Adapun dalam bahasa Inggris, kriya atau Craft memiliki arti energi atau kekuatan, maksudnya adalah suatu keterampilan dalam membuat sesuatu.

Dengan begitu, pengertian seni kriya dapat diartikan sebagai seni yang sempurna karena tidak hanya pemenuhan yang dibutuhkan saja namun keindahan juga tetap diperhatikan.

Baca Juga: Unsur-unsur Musik

Jenis-Jenis Seni Kriya Nusantara

Fungsi Seni Kriya
www.inacraftnews.com

Wujud atau bentuk dari seni kriya di Indonesia sangatlah beragam, termasuk juga bahan-bahan yang digunakan. Dari beberapa seni kriya khas Nusantara, ternyata ada juga seni kriya yang tetap mempertahankan ciri atau keanekaragaman khas tradisionalnya.

Beberapa jenis seni kriya yang ada di Indonesia adalah:

Seni Kriya Kayu

Seni kriya kayu merupakan suatu jenis seni kriya yang mana dalam proses pengerjaannya selalu mengkombinasikan nilai fungsi dan juga estetika yaitu dengan menggunakan bahan kayu.

Adapun seni kriya kayu ini dapat dibagi menjadi dua, yaitu tingkatan dasar dan profesional. Contohnya adalah patung, wayang golek, topeng, hiasan ukiran, dan lain sebagainya.

Seni Kriya Tekstil

Jenis seni kriya selanjutnya adalah seni kriya tekstil yang berbahan dasar menggunakan kain. Adapun istilah tekstil di sini mempunyai lingkup yang cukup luas.

Biasanya kain terbuat dari serat kualitas terbaik sehingga menghasilkan benang berkualitas untuk selanjutnya ditenun dan dijadikan sebagai barang yang sesuai dengan keinginan si pembuatnya.

Sama seperti halnya seni kriya kayu, seni kriya tekstil juga dikelompokkan menjadi dua, yaitu karya tenun dan karya batik.

Seni Kriya Keramik

Selanjutnya adalah seni kriya keramik yaitu merupakan benda yang terbuat dari tanah liat. Pembuatannya sendiri menggunakan teknik slab, putar, kemudian dicetak tuang.

Beberapa daerah di Indonesia yang terkenal sebagai penghasil seni kriya keramik adalah Banjarnegara, Bandung, Jepara, Malang, Yogyakarta, dan beberapa daerah lain di Indonesia.

Seni Kriya Batu

Seni kriya batu merupakan jenis seni kriya yang terbuat dari batu sebagai bahan dasar utamanya yang kemudian batu ini akan dibentuk sedemikian rupa sehingga terlihat indah dan memiliki nilai jual tinggi. Contoh dari seni kriya batu adalah batu permata, fosil, batu akik, dan lainnya.

Seni Kriya Logam

Seni kriya logam adalah seni kriya yang bahan dasar dalam membuat seninya adalah menggunakan logam. Teknik pembuatannya sendiri terdiri dari dua cara, yaitu teknik bivalve dan cetak lilin.

Seni Kriya Kulit

Terakhir adalah seni kriya kulit. Seperti namanya, seni kriya ini berbahan dasar utama adalah kulit binatang. Beberapa jenis kulit yang digunakan untuk membuat seni kriya kulit adalah kulit kerbau, kulit sapi, kulit kambing, dan beberapa jenis binatang lainnya.
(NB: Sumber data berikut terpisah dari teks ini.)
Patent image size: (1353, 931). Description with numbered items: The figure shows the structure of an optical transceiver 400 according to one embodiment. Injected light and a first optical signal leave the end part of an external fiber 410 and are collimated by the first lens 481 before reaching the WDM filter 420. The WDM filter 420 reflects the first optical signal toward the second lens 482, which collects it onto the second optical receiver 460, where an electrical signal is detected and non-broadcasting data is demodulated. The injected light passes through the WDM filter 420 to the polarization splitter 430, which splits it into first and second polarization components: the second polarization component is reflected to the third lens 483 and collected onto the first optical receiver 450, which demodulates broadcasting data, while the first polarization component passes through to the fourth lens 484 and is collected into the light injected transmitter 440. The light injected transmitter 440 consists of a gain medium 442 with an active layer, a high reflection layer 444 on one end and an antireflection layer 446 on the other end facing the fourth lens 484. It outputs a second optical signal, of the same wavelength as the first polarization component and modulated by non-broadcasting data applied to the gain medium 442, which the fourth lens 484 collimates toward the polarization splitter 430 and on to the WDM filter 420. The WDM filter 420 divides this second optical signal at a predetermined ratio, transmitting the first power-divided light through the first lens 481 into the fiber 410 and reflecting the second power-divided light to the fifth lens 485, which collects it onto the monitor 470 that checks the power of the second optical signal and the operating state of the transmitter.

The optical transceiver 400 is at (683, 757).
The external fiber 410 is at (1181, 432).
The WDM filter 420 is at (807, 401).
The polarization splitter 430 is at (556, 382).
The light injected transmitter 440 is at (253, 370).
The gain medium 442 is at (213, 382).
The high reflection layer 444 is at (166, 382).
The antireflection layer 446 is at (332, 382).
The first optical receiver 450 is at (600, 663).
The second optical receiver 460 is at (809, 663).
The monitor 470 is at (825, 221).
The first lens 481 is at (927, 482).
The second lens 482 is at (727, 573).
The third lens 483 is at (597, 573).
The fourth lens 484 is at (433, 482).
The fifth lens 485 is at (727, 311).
Sebelum dibuat kerajinan, kulit tersebut harus melalui beberapa proses pengolahan, mulai dari pemisahan kulit dari daging hewan, pencucian menggunakan cairan tertentu, pembersihan, perendaman hingga ke tahap proses finishing.

Banyak seni kriya kulit yang ada di Indonesia, di antaranya adalah wayang kulit, dompet, ikat pinggang, jaket, dan lain-lain.

Demikianlah pembahasan kali ini mengenai fungsi seni kriya lengkap beserta pengertian, jenis, dan contohnya. Semoga dapat menjadi sumber rujukan bagi kita yang saat ini sedang mencari pengetahuan akan hal tersebut.